Chronic lymphocytic leukemia was first reported to be involved in human cancer, indicating that miR-15 or miR-16 expression is reduced in cancer cells (Calin et al, 2002). Subsequently, in solid cancer, it has been reported that miR-17-92 is highly expressed in lung cancer cells (Hayashida et al, 2005). Furthermore, miRNA signatures have been reported from analysis using 6 types and 540 cases of solid cancer clinical specimens (Volinia et al, 2006).

Calin GA and Croce CM (2006) MicroRNA signatures in human cancers, Nature Reviews, 6, 857-866. Volinia S et al, (2006) A microRNA expression signature of human solid tumors define cancer gene targets, PNAS, USA, 103, 2257-2261.

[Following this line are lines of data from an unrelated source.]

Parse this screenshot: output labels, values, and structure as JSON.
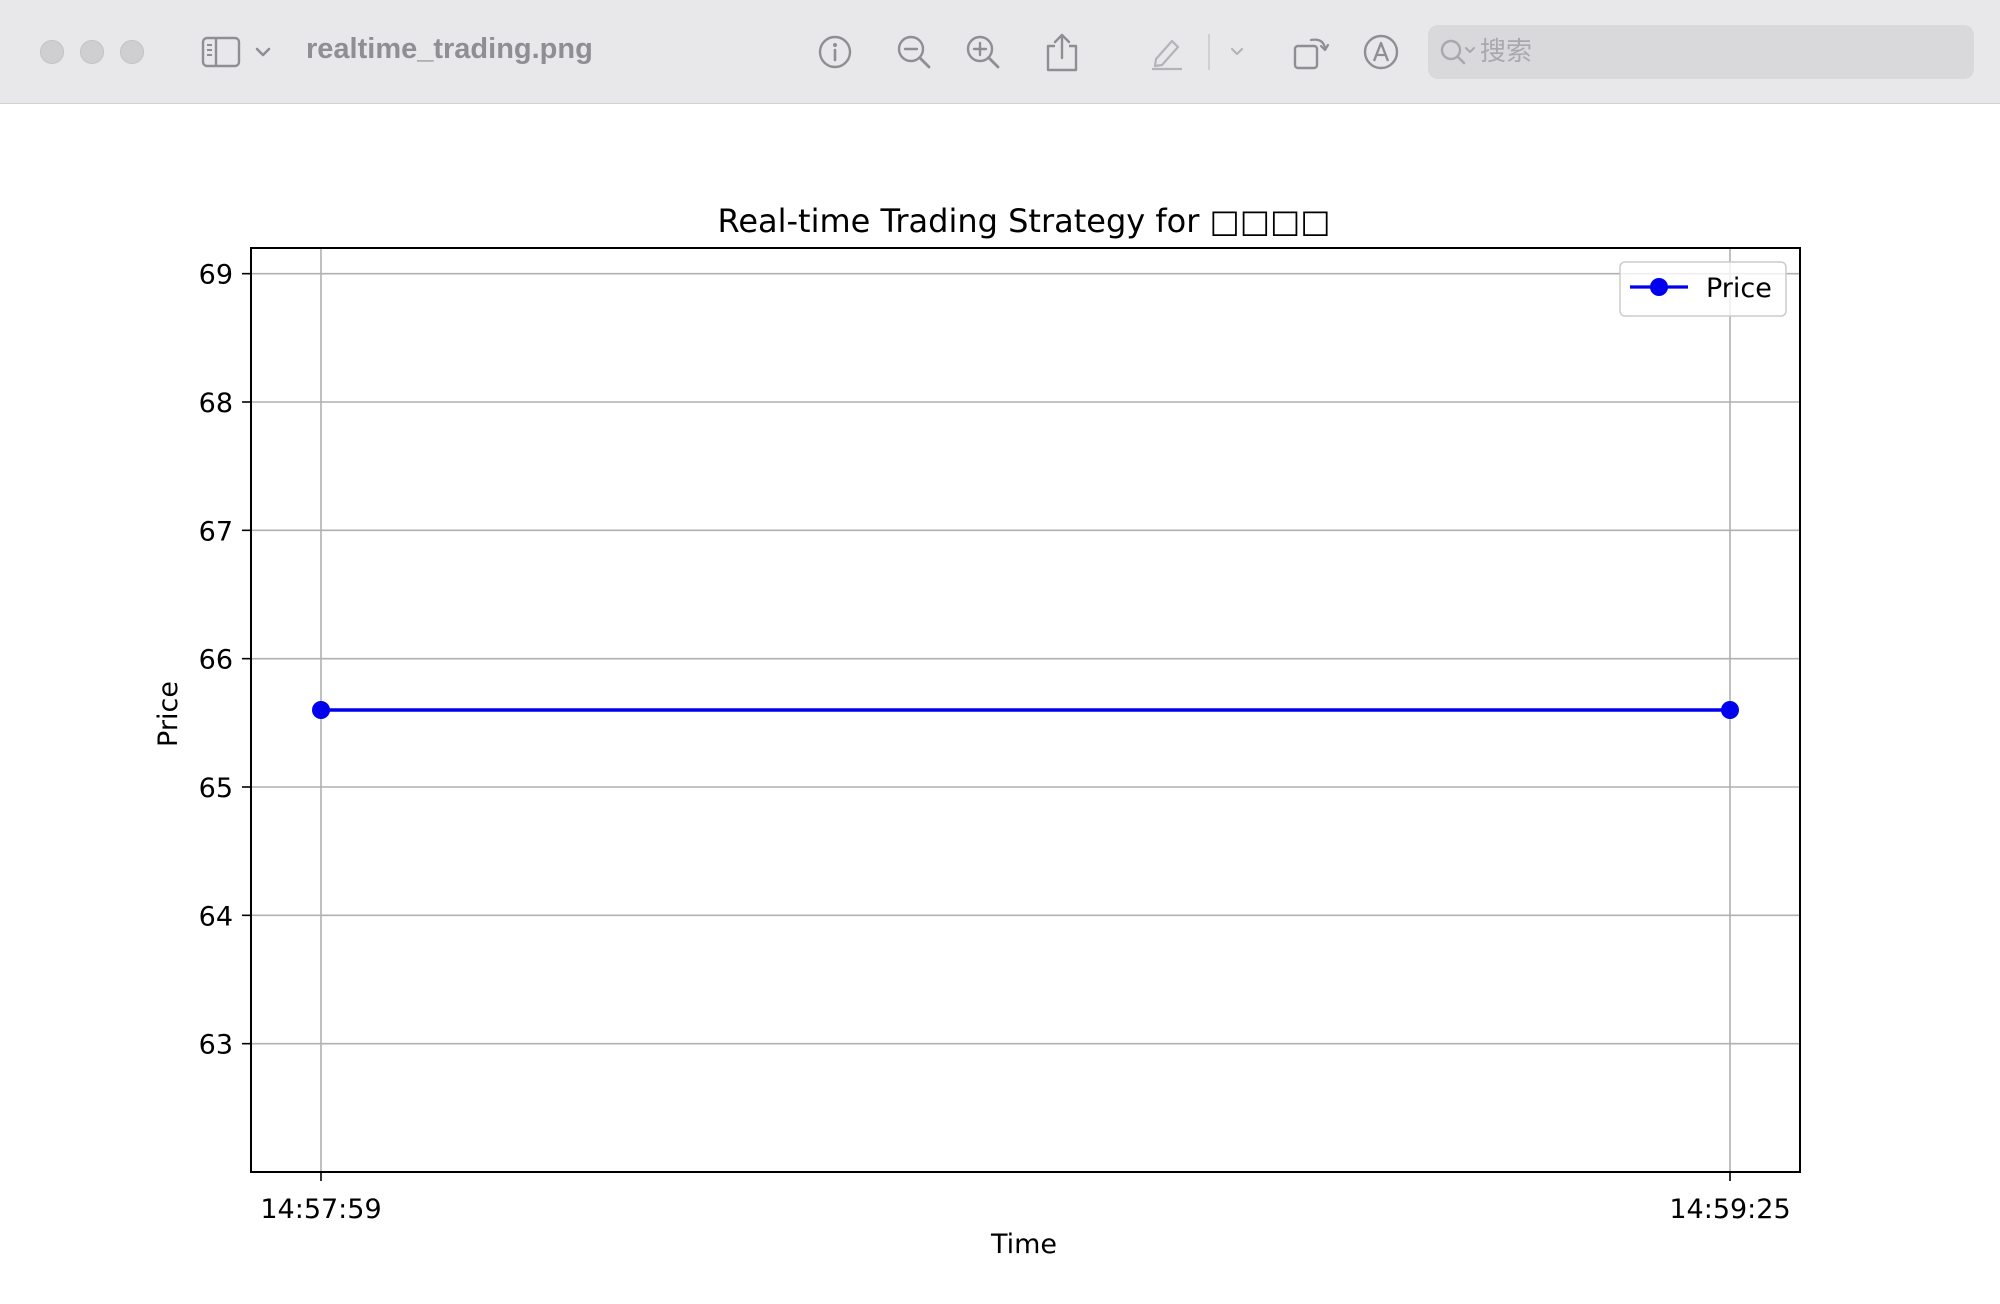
{
  "window": {
    "title": "realtime_trading.png"
  },
  "toolbar": {
    "icons": [
      "sidebar-icon",
      "chevron-down-icon",
      "info-icon",
      "zoom-out-icon",
      "zoom-in-icon",
      "share-icon",
      "markup-pen-icon",
      "chevron-down-icon",
      "rotate-icon",
      "annotate-icon",
      "search-icon"
    ]
  },
  "search": {
    "placeholder": "搜索"
  },
  "colors": {
    "series": "#0000ee",
    "grid": "#b0b0b0",
    "toolbar_bg": "#e8e8ea"
  },
  "chart_data": {
    "type": "line",
    "title": "Real-time Trading Strategy for □□□□",
    "xlabel": "Time",
    "ylabel": "Price",
    "x": [
      "14:57:59",
      "14:59:25"
    ],
    "series": [
      {
        "name": "Price",
        "values": [
          65.6,
          65.6
        ],
        "color": "#0000ee",
        "marker": "circle"
      }
    ],
    "yticks": [
      63,
      64,
      65,
      66,
      67,
      68,
      69
    ],
    "ylim": [
      62.0,
      69.2
    ],
    "grid": true,
    "legend": "top-right"
  }
}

Thus, about 500 types of miRNAs present in the genome have been reported at present, but the functions of many of these miRNAs are still unclear. In particular, miRNA regulates the expression of many genes, suggesting that it is involved in human diseases, and has recently attracted attention as an oncogene or tumor suppressor gene. Therefore, an object of the present invention is to elucidate the function of miRNA, particularly the relationship with cell carcinogenesis.

This time, the present inventor performed expression profiling of 156 miRNAs present in the genome using a bladder cancer clinical specimen and a cell line. As a result, it was found that the expression of 27 types of miRNAs varied in bladder cancer. These miRNAs are thought to play an important role in the canceration process of bladder cancer. The present invention has been completed based on such findings.

That is, the present invention mainly includes the following aspects.
[1] miR-96, miR-190, miR-183, miR-130b, miR-124b, miR-215, miR-224 and miR-106a in cells, and miR-145, miR-30a-3p, miR-100, miR-150, miR-133a, miR-320, miR-133b, miR-151, miR-195, miR-125b, miR-152, miR-218, miR-199-s, miR-199a, A method for detecting bladder cancer, comprising measuring a change in the expression level of at least one miRNA selected from the group consisting of miR-199a *, miR-223, miR-139, miR-9 and miR-140.
[2] miR-96, miR-190, miR-183, miR-130b, miR-124b, miR-215, miR-224 and miR-106a in cells, and miR-145, miR-30a-3p, miR-100, miR-150, miR-133a, miR-320, miR-133b, miR-151, miR-195, miR-125b, miR-152, miR-218, miR-199-s, miR-199a, A substance effective for the treatment or prevention of bladder cancer based on a change in the expression level of at least one miRNA selected from the group consisting of miR-199a *, miR-223, miR-139, miR-9 and miR-140 Screening method.
[3] A screening kit used in the screening method of the present invention.

In the present invention, bladder cancer can be detected by measuring the variation in the expression level of a specific miRNA, and further, a substance effective for the treatment or prevention of bladder cancer is screened based on the variation in the expression level of these miRNAs. It became possible to do.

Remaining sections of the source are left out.